Nel nome di Marx
Oggi, ormai centoquarantuno anni fa, moriva l'uomo che ci ha insegnato cosa fare. E se in questo arco di tempo qualcuno di altrettanto virtuoso si è prodigato nel dirci come farlo è perché, a monte, Karl Marx ci ha fornito ogni strumento di comprensione di questa società, delle sue contraddizioni e delle strategie di riscatto. Tanto che a far lo sforzo di rileggerlo ora, alla luce del contesto disumano in cui viviamo, il suo pensiero suona fresco come se fosse appena stato elaborato. Invece, il Capitale è datato 1867 e, tra le pagine di un'opera ciclopica, antesignana e illuminante, si legge la definizione del concetto di capitale che, con l'occidente e quindi le nostre vite ad un palmo dal baratro, avremmo tutti il dovere di porre al centro del nostro desiderio di un mondo migliore.
Capitale, ci perdonerà Marx per il sunto, non è un gruzzolo messo da parte ma un rapporto sociale. Meglio: è un rapporto di produzione sociale che appartiene ad una determinata formazione storica. Da una parte, quindi, il monopolio dei mezzi di produzione appannaggio di una fetta esigua di popolazione; dall'altra, a fare da contrasto, i proprietari della forza-lavoro, fisica ma anche intellettuale, la moltitudine subalterna che vende il proprio operato al mercato in cambio dei mezzi di sussistenza. È lo sfruttamento edificato sulla proprietà, quella borghese. Capitale, appunto, quale rapporto di forza in seno alla società egemonizzata dal plusvalore, il lavoro non pagato che è unità di misura dello sfruttamento nonché strumento di accumulo.

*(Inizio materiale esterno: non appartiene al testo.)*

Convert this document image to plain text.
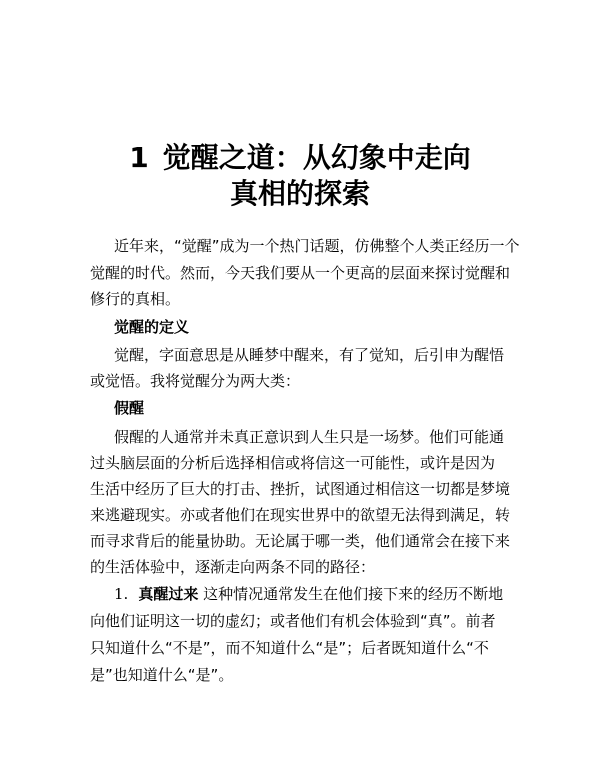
1 觉醒之道：从幻象中走向
真相的探索

近年来，“觉醒”成为一个热门话题，仿佛整个人类正经历一个

觉醒的时代。然而，今天我们要从一个更高的层面来探讨觉醒和

修行的真相。

觉醒的定义

觉醒，字面意思是从睡梦中醒来，有了觉知，后引申为醒悟

或觉悟。我将觉醒分为两大类：

假醒

假醒的人通常并未真正意识到人生只是一场梦。他们可能通

过头脑层面的分析后选择相信或将信这一可能性，或许是因为

生活中经历了巨大的打击、挫折，试图通过相信这一切都是梦境

来逃避现实。亦或者他们在现实世界中的欲望无法得到满足，转

而寻求背后的能量协助。无论属于哪一类，他们通常会在接下来

的生活体验中，逐渐走向两条不同的路径：

1. 真醒过来 这种情况通常发生在他们接下来的经历不断地

向他们证明这一切的虚幻；或者他们有机会体验到“真”。前者

只知道什么“不是”，而不知道什么“是”；后者既知道什么“不

是”也知道什么“是”。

Capitale, ancora, nella sua endemica contraddizione: la necessaria contrazione dei salari per aumentare i profitti che comporta la contrazione della domanda che genera i profitti stessi. È il principio della paghetta di sussistenza elargita dai padroni, che non è mai filantropia ma la strategica fuoriuscita dal cortocircuito di cui sopra. Perché il sistema è andato gambe all'aria è allora chiaro. La sovrapproduzione, conseguenza dell'abbassamento della domanda che a sua volta è abbassata dalla riduzione dei salari, non genera ricchezza ma povertà intesa come non più soddisfacimento dei bisogni primari. Capitalismo non è che questa piovra, ma avremmo dovuto saperlo già da un sacco di tempo, più che lagnarci ora, perché debitamente messi in guardia.
Come sia possibile non avversare l'idea dominante dell'uso della tecnologia e delle conoscenze sempre nuove - oggi che in tal senso godiamo di potenzialità infinite - non per il miglioramento della qualità di vita del lavoratore ma, al contrario, per intensificarla attraverso la riduzione degli addetti e conseguente strategia di contenimento degli emolumenti, è solo uno degli irrisolti misteri che pervadono l'essere umano quale primo nemico di se stesso. Del resto, sarebbero altresì noti anche lo strumento per fronteggiare la dicotomia capitale-lavoro, la lotta di classe, e la via per il cambio rivoluzionario dell'economia, l'unione delle classi subalterne con l'organizzazione partitica. Sarebbero.
Niente. Non siamo stati in grado di fare nostro nulla di tutto ciò e il risultato è plasticamente sotto ai nostri occhi. Ciò che fa inabissare la qualità di vita, infatti, non è un'erronea applicazione del modello capitalista, come gli stessi teorici del capitale ripetono a pappagallo ogni qualvolta si palesino senza possibilità di essere celate le contraddizioni che inchiodano la massa popolare. Non una degenerazione frutto dell'errore umano ad inficiare il meccanismo, quindi, ma la sua ontologica essenza. Capitalismo umano, lapalissiano, è un ossimoro. Uno dei tanti neologismi coniati dal palazzo per indorare la pillola. Tipo 'guerre umanitarie', per intenderci. Allo scopo, il gigante di Treviri ammoniva che non serva affannarsi per interpretare in maniera differente questo tipo di mondo ma occorre lottare per rivoluzionarlo. E, tornando al pensiero iniziale, ci ha messo per le mani il 'come' che è miseramente caduto nel vuoto. Perle ai porci, è davvero il caso di dirlo.
A Marx, allora. Stella polare per chi, ancora nel 2024, abbraccia l'idea che un mondo più equo sia sempre possibile.